There’s one thing about this that’s seriously bothering me though, and I’ve been having trouble figuring out how to say it correctly. This one person posted her opinion that had racist undertones and she was ganged up on for it until she left the group. Was she racist? I don’t know, but is it really praise worthy to insult someone just because it’s a sensitive issue? Even if she is racist, it certainly won’t change her point of view to attack her! And because she unfriended the person who attacked her (who happens to be black), she was labeled racist even more and people started talking crap about her behind her back because apparently it’s ok to talk crap about someone. She was seriously hurt by the things said to her. And when I started asking questions about this new definition, something I still don’t understand, I was also attacked, although not as badly. When someone said “A white person being discriminated against is maybe someone rolling their eyes. Maybe not being nice or something, calling then a name.”, I said that wasn’t true and gave examples, and then had everyone tell me how wrong I was. It doesn’t make sense. I’m all for equal treatment, but that wasn’t equal. I hate that it seemed like they were only saying that the main attacker was in the right was because she’s black. That does not help equality! That separates us even more!

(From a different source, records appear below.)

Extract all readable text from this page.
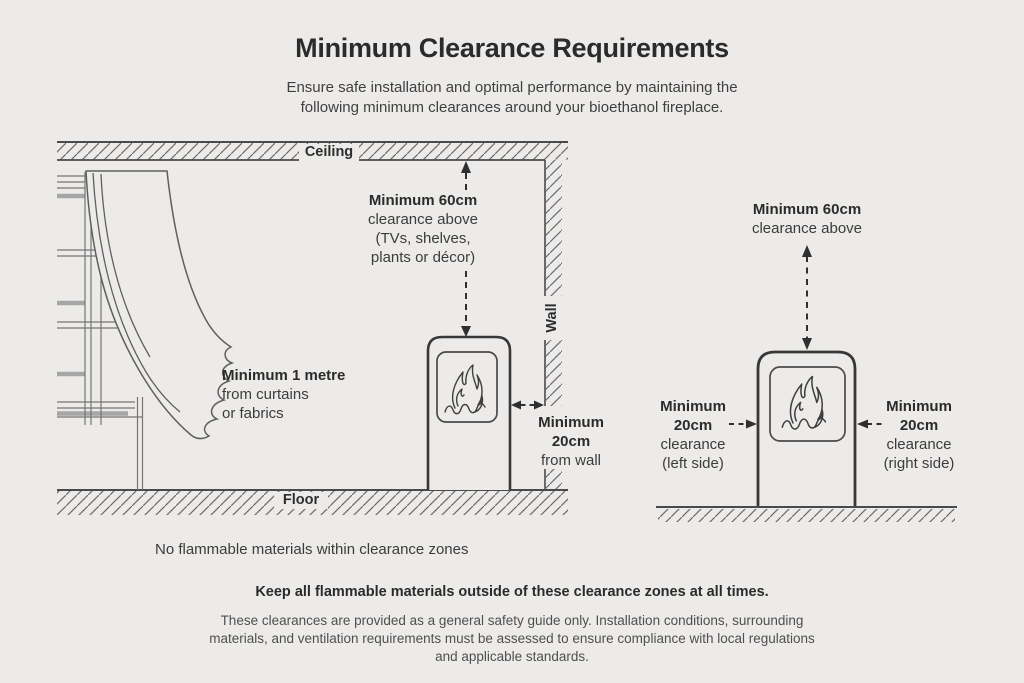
Minimum Clearance Requirements
Ensure safe installation and optimal performance by maintaining the
following minimum clearances around your bioethanol fireplace.
Ceiling
Wall
Floor
Minimum 60cm
clearance above
(TVs, shelves,
plants or décor)
Minimum 1 metre
from curtains
or fabrics
Minimum
20cm
from wall
Minimum 60cm
clearance above
Minimum
20cm
clearance
(left side)
Minimum
20cm
clearance
(right side)
No flammable materials within clearance zones
Keep all flammable materials outside of these clearance zones at all times.
These clearances are provided as a general safety guide only. Installation conditions, surrounding
materials, and ventilation requirements must be assessed to ensure compliance with local regulations
and applicable standards.
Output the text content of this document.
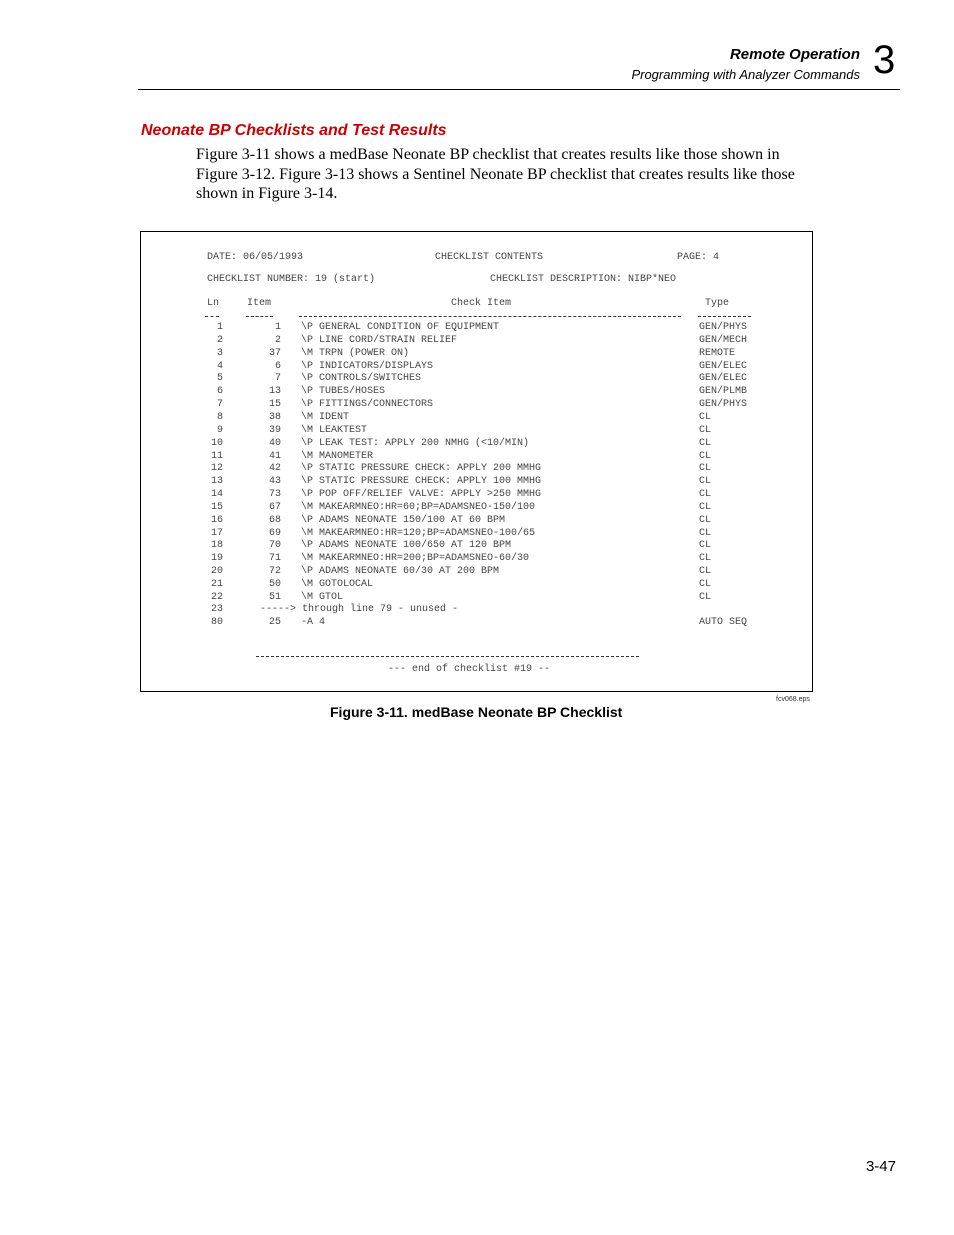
Remote Operation
Programming with Analyzer Commands 3
Neonate BP Checklists and Test Results

Figure 3-11 shows a medBase Neonate BP checklist that creates results like those shown in Figure 3-12. Figure 3-13 shows a Sentinel Neonate BP checklist that creates results like those shown in Figure 3-14.

DATE: 06/05/1993	CHECKLIST CONTENTS	PAGE: 4
CHECKLIST NUMBER: 19 (start)	CHECKLIST DESCRIPTION: NIBP*NEO
Ln	Item	Check Item	Type
1	1 \P GENERAL CONDITION OF EQUIPMENT	GEN/PHYS
2	2 \P LINE CORD/STRAIN RELIEF	GEN/MECH
3	37 \M TRPN (POWER ON)	REMOTE
4	6 \P INDICATORS/DISPLAYS	GEN/ELEC
5	7 \P CONTROLS/SWITCHES	GEN/ELEC
6	13 \P TUBES/HOSES	GEN/PLMB
7	15 \P FITTINGS/CONNECTORS	GEN/PHYS
8	38 \M IDENT	CL
9	39 \M LEAKTEST	CL
10	40 \P LEAK TEST: APPLY 200 NMHG (<10/MIN)	CL
11	41 \M MANOMETER	CL
12	42 \P STATIC PRESSURE CHECK: APPLY 200 MMHG	CL
13	43 \P STATIC PRESSURE CHECK: APPLY 100 MMHG	CL
14	73 \P POP OFF/RELIEF VALVE: APPLY >250 MMHG	CL
15	67 \M MAKEARMNEO:HR=60;BP=ADAMSNEO-150/100	CL
16	68 \P ADAMS NEONATE 150/100 AT 60 BPM	CL
17	69 \M MAKEARMNEO:HR=120;BP=ADAMSNEO-100/65	CL
18	70 \P ADAMS NEONATE 100/650 AT 120 BPM	CL
19	71 \M MAKEARMNEO:HR=200;BP=ADAMSNEO-60/30	CL
20	72 \P ADAMS NEONATE 60/30 AT 200 BPM	CL
21	50 \M GOTOLOCAL	CL
22	51 \M GTOL	CL
23	-----> through line 79 - unused -
80	25 -A 4	AUTO SEQ
--- end of checklist #19 --
fcv068.eps
Figure 3-11. medBase Neonate BP Checklist
3-47
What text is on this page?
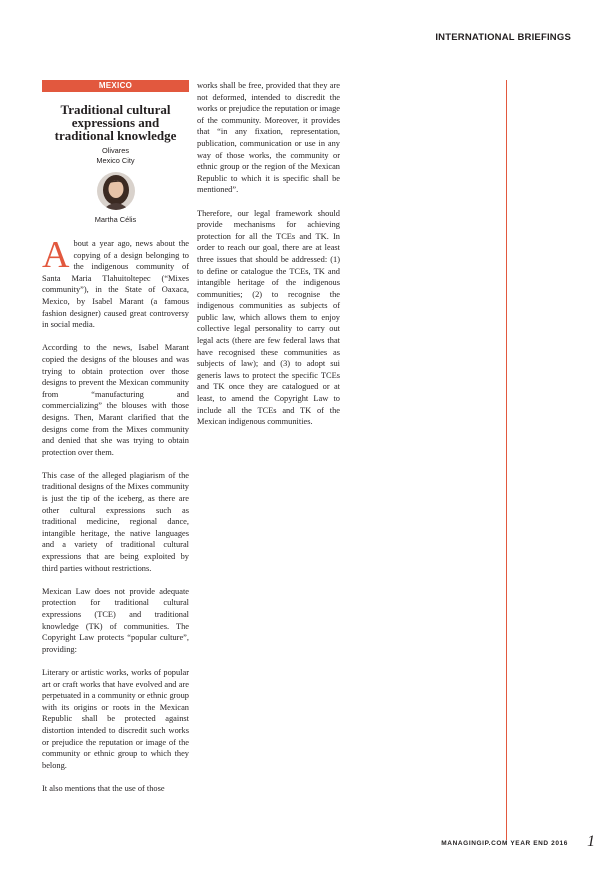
INTERNATIONAL BRIEFINGS
MEXICO
Traditional cultural expressions and traditional knowledge
Olivares
Mexico City
Martha Célis

About a year ago, news about the copying of a design belonging to the indigenous community of Santa Maria Tlahuitoltepec (“Mixes community”), in the State of Oaxaca, Mexico, by Isabel Marant (a famous fashion designer) caused great controversy in social media.

According to the news, Isabel Marant copied the designs of the blouses and was trying to obtain protection over those designs to prevent the Mexican community from “manufacturing and commercializing” the blouses with those designs. Then, Marant clarified that the designs come from the Mixes community and denied that she was trying to obtain protection over them.

This case of the alleged plagiarism of the traditional designs of the Mixes community is just the tip of the iceberg, as there are other cultural expressions such as traditional medicine, regional dance, intangible heritage, the native languages and a variety of traditional cultural expressions that are being exploited by third parties without restrictions.

Mexican Law does not provide adequate protection for traditional cultural expressions (TCE) and traditional knowledge (TK) of communities. The Copyright Law protects “popular culture”, providing:

Literary or artistic works, works of popular art or craft works that have evolved and are perpetuated in a community or ethnic group with its origins or roots in the Mexican Republic shall be protected against distortion intended to discredit such works or prejudice the reputation or image of the community or ethnic group to which they belong.

It also mentions that the use of those

works shall be free, provided that they are not deformed, intended to discredit the works or prejudice the reputation or image of the community. Moreover, it provides that “in any fixation, representation, publication, communication or use in any way of those works, the community or ethnic group or the region of the Mexican Republic to which it is specific shall be mentioned”.

Therefore, our legal framework should provide mechanisms for achieving protection for all the TCEs and TK. In order to reach our goal, there are at least three issues that should be addressed: (1) to define or catalogue the TCEs, TK and intangible heritage of the indigenous communities; (2) to recognise the indigenous communities as subjects of public law, which allows them to enjoy collective legal personality to carry out legal acts (there are few federal laws that have recognised these communities as subjects of law); and (3) to adopt sui generis laws to protect the specific TCEs and TK once they are catalogued or at least, to amend the Copyright Law to include all the TCEs and TK of the Mexican indigenous communities.

MANAGINGIP.COM YEAR END 2016 1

So while I was trying to sleep last night, I kept thinking about it over and over again. This comment, “And if a person has felt that ONE instance of discrimination *SO STRONGLY*, then how do they think it feels to have that shit happen day in & day out for ever??” Made me think about sexual molestation vs rape. Would you tell someone, “Sucks that you were sexually molested, but hey, at least you aren’t raped every day!” It doesn’t make the molestation victim feel any better, it makes them feel worse. I have experienced discrimination, it isn’t pleasant, and I can’t even begin to imagine how bad it would be if I were black or Hispanic or anything else. But why should our feelings be discounted just because others have it worse? We may not be able to compare, but it still hurts. And they just talked as if I was trying to compare the two, when I was just saying that it does happen. That was *all* I was saying. But they kept twisting it and discounting any experience a white person has, because it’s totes not the same. Sexual molestation is not the same as rape, but it still makes you feel horrible. Invalidating someone’s feelings just because they’re white is discrimination in and of itself.

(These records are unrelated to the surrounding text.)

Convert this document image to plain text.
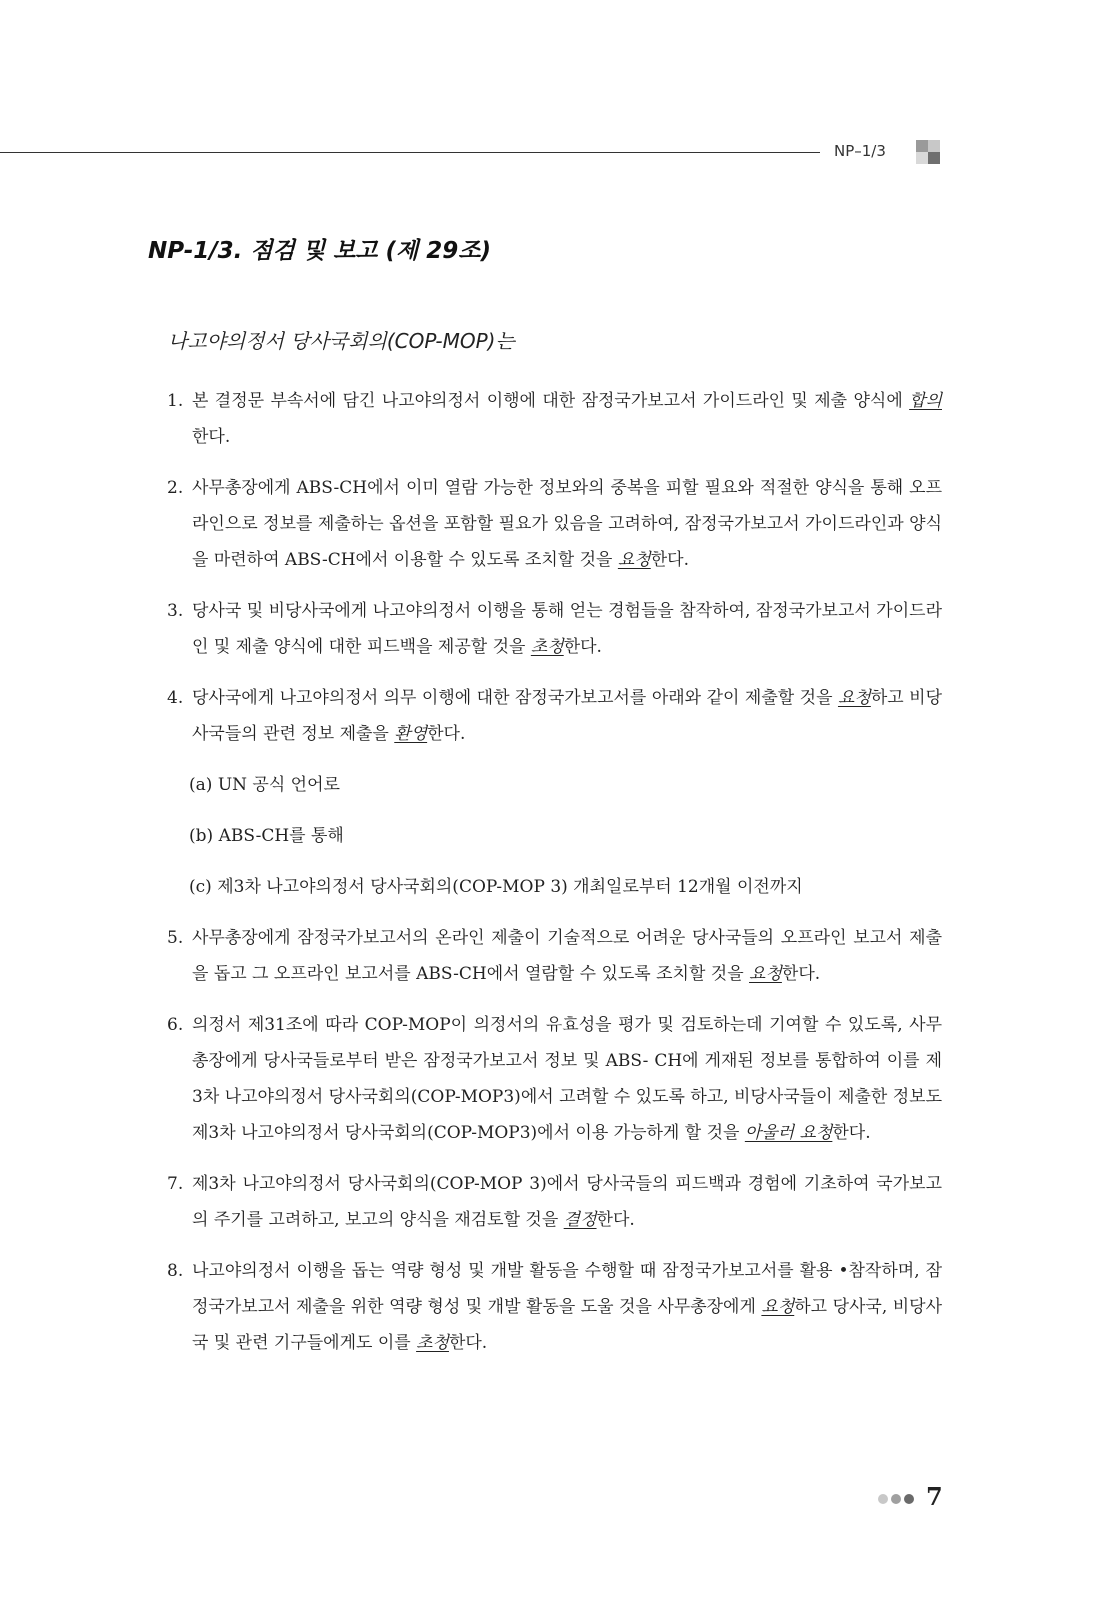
NP–1/3
NP-1/3. 점검 및 보고 (제 29조)
나고야의정서 당사국회의(COP-MOP)는
1. 본 결정문 부속서에 담긴 나고야의정서 이행에 대한 잠정국가보고서 가이드라인 및 제출 양식에 합의한다.
2. 사무총장에게 ABS-CH에서 이미 열람 가능한 정보와의 중복을 피할 필요와 적절한 양식을 통해 오프라인으로 정보를 제출하는 옵션을 포함할 필요가 있음을 고려하여, 잠정국가보고서 가이드라인과 양식을 마련하여 ABS-CH에서 이용할 수 있도록 조치할 것을 요청한다.
3. 당사국 및 비당사국에게 나고야의정서 이행을 통해 얻는 경험들을 참작하여, 잠정국가보고서 가이드라인 및 제출 양식에 대한 피드백을 제공할 것을 초청한다.
4. 당사국에게 나고야의정서 의무 이행에 대한 잠정국가보고서를 아래와 같이 제출할 것을 요청하고 비당사국들의 관련 정보 제출을 환영한다.
(a) UN 공식 언어로
(b) ABS-CH를 통해
(c) 제3차 나고야의정서 당사국회의(COP-MOP 3) 개최일로부터 12개월 이전까지
5. 사무총장에게 잠정국가보고서의 온라인 제출이 기술적으로 어려운 당사국들의 오프라인 보고서 제출을 돕고 그 오프라인 보고서를 ABS-CH에서 열람할 수 있도록 조치할 것을 요청한다.
6. 의정서 제31조에 따라 COP-MOP이 의정서의 유효성을 평가 및 검토하는데 기여할 수 있도록, 사무총장에게 당사국들로부터 받은 잠정국가보고서 정보 및 ABS- CH에 게재된 정보를 통합하여 이를 제3차 나고야의정서 당사국회의(COP-MOP3)에서 고려할 수 있도록 하고, 비당사국들이 제출한 정보도 제3차 나고야의정서 당사국회의(COP-MOP3)에서 이용 가능하게 할 것을 아울러 요청한다.
7. 제3차 나고야의정서 당사국회의(COP-MOP 3)에서 당사국들의 피드백과 경험에 기초하여 국가보고의 주기를 고려하고, 보고의 양식을 재검토할 것을 결정한다.
8. 나고야의정서 이행을 돕는 역량 형성 및 개발 활동을 수행할 때 잠정국가보고서를 활용 •참작하며, 잠정국가보고서 제출을 위한 역량 형성 및 개발 활동을 도울 것을 사무총장에게 요청하고 당사국, 비당사국 및 관련 기구들에게도 이를 초청한다.
7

I keep trying to be equal, I keep trying to defend both sides, see other points of views, try to understand others, but it’s really hard when I get beat down like that. I want equality. I love fairness and despise injustice. I treat everyone the same, because to me, humans are humans. But lately, I’ve been disliking humans more and more. I have seen assholes come in all shapes, sizes, colors, ethnicities, etc. Humans are jerks, plain and simple, and they love violence too much to change. We smear the name of people like Gandhi and MLKJ when we react with violence. Being nonviolent doesn’t mean you have to be passive. Nonviolence is very active. People need to use communication, they need to think about the situation, understand that it’s above our own personal feelings. But our own personal feelings tangle us up and we end up not seeing past our own noses because “we’re right, they’re wrong.”

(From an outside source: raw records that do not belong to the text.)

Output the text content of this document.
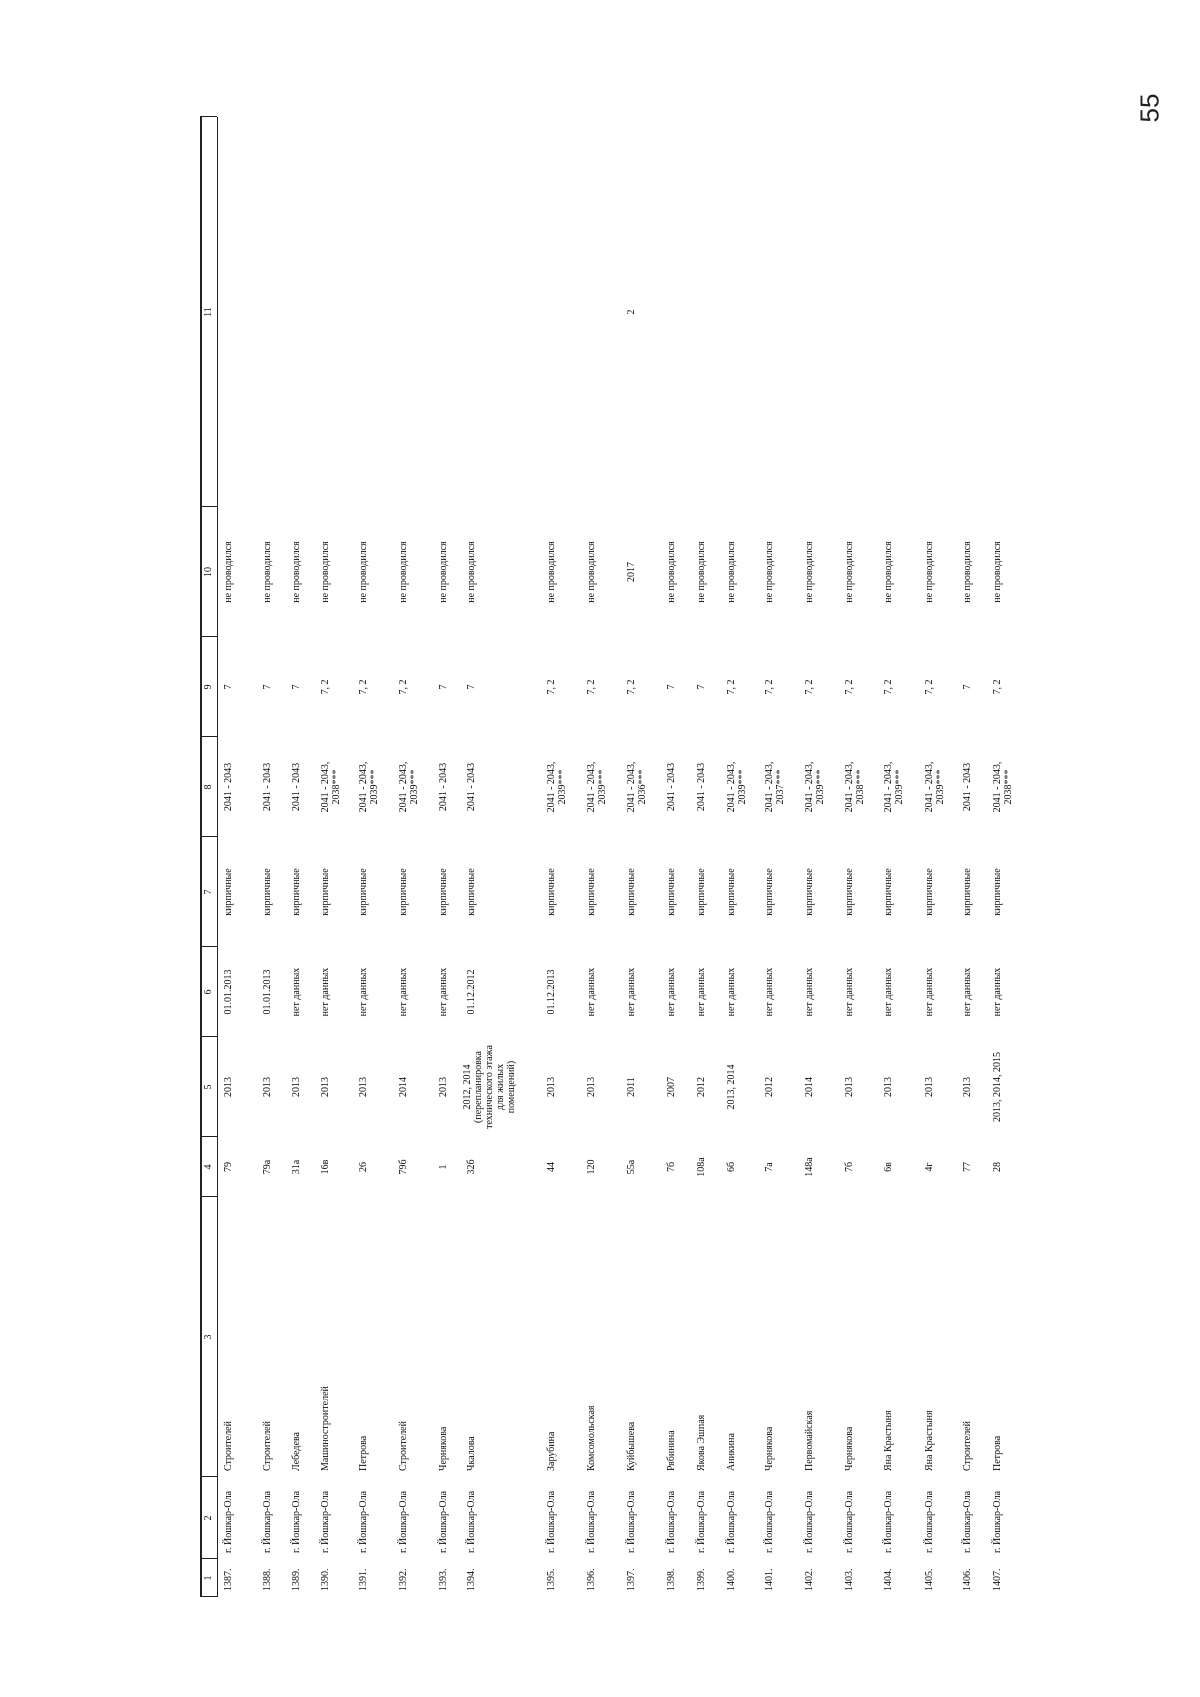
55
1
2
3
4
5
6
7
8
9
10
11
1387.
г. Йошкар-Ола
Строителей
79
2013
01.01.2013
кирпичные
2041 - 2043
7
не проводился
1388.
г. Йошкар-Ола
Строителей
79а
2013
01.01.2013
кирпичные
2041 - 2043
7
не проводился
1389.
г. Йошкар-Ола
Лебедева
31а
2013
нет данных
кирпичные
2041 - 2043
7
не проводился
1390.
г. Йошкар-Ола
Машиностроителей
16в
2013
нет данных
кирпичные
2041 - 2043, 2038***
7, 2
не проводился
1391.
г. Йошкар-Ола
Петрова
26
2013
нет данных
кирпичные
2041 - 2043, 2039***
7, 2
не проводился
1392.
г. Йошкар-Ола
Строителей
79б
2014
нет данных
кирпичные
2041 - 2043, 2039***
7, 2
не проводился
1393.
г. Йошкар-Ола
Чернякова
1
2013
нет данных
кирпичные
2041 - 2043
7
не проводился
1394.
г. Йошкар-Ола
Чкалова
32б
2012, 2014 (перепланировка технического этажа для жилых помещений)
01.12.2012
кирпичные
2041 - 2043
7
не проводился
1395.
г. Йошкар-Ола
Зарубина
44
2013
01.12.2013
кирпичные
2041 - 2043, 2039***
7, 2
не проводился
1396.
г. Йошкар-Ола
Комсомольская
120
2013
нет данных
кирпичные
2041 - 2043, 2039***
7, 2
не проводился
1397.
г. Йошкар-Ола
Куйбышева
55а
2011
нет данных
кирпичные
2041 - 2043, 2036***
7, 2
2017
2
1398.
г. Йошкар-Ола
Рябинина
7б
2007
нет данных
кирпичные
2041 - 2043
7
не проводился
1399.
г. Йошкар-Ола
Якова Эшпая
108а
2012
нет данных
кирпичные
2041 - 2043
7
не проводился
1400.
г. Йошкар-Ола
Аникина
6б
2013, 2014
нет данных
кирпичные
2041 - 2043, 2039***
7, 2
не проводился
1401.
г. Йошкар-Ола
Чернякова
7а
2012
нет данных
кирпичные
2041 - 2043, 2037***
7, 2
не проводился
1402.
г. Йошкар-Ола
Первомайская
148а
2014
нет данных
кирпичные
2041 - 2043, 2039***
7, 2
не проводился
1403.
г. Йошкар-Ола
Чернякова
7б
2013
нет данных
кирпичные
2041 - 2043, 2038***
7, 2
не проводился
1404.
г. Йошкар-Ола
Яна Крастыня
6в
2013
нет данных
кирпичные
2041 - 2043, 2039***
7, 2
не проводился
1405.
г. Йошкар-Ола
Яна Крастыня
4г
2013
нет данных
кирпичные
2041 - 2043, 2039***
7, 2
не проводился
1406.
г. Йошкар-Ола
Строителей
77
2013
нет данных
кирпичные
2041 - 2043
7
не проводился
1407.
г. Йошкар-Ола
Петрова
28
2013, 2014, 2015
нет данных
кирпичные
2041 - 2043, 2038***
7, 2
не проводился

What these people were saying wasn’t entirely wrong, but the fact that they weren’t listening to me, that they were saying I was saying something else, that is miscommunication and it hurts. There are no hidden meanings in my words, I say what I mean and I mean what I say. If I’m wrong, I like to know, because I don’t like being wrong. I like knowing the truth, and I want to spread the truth. I hate miscommunication, I hate it when things get twisted, and our media is so good at that and it spreads through our societies. I’m tired of people, tired of emotions, and tired of the lack of logic… but I have a drive to help people understand. I may not have all the answers, but if we work together, we can figure it out. There are ways. People just have to be willing.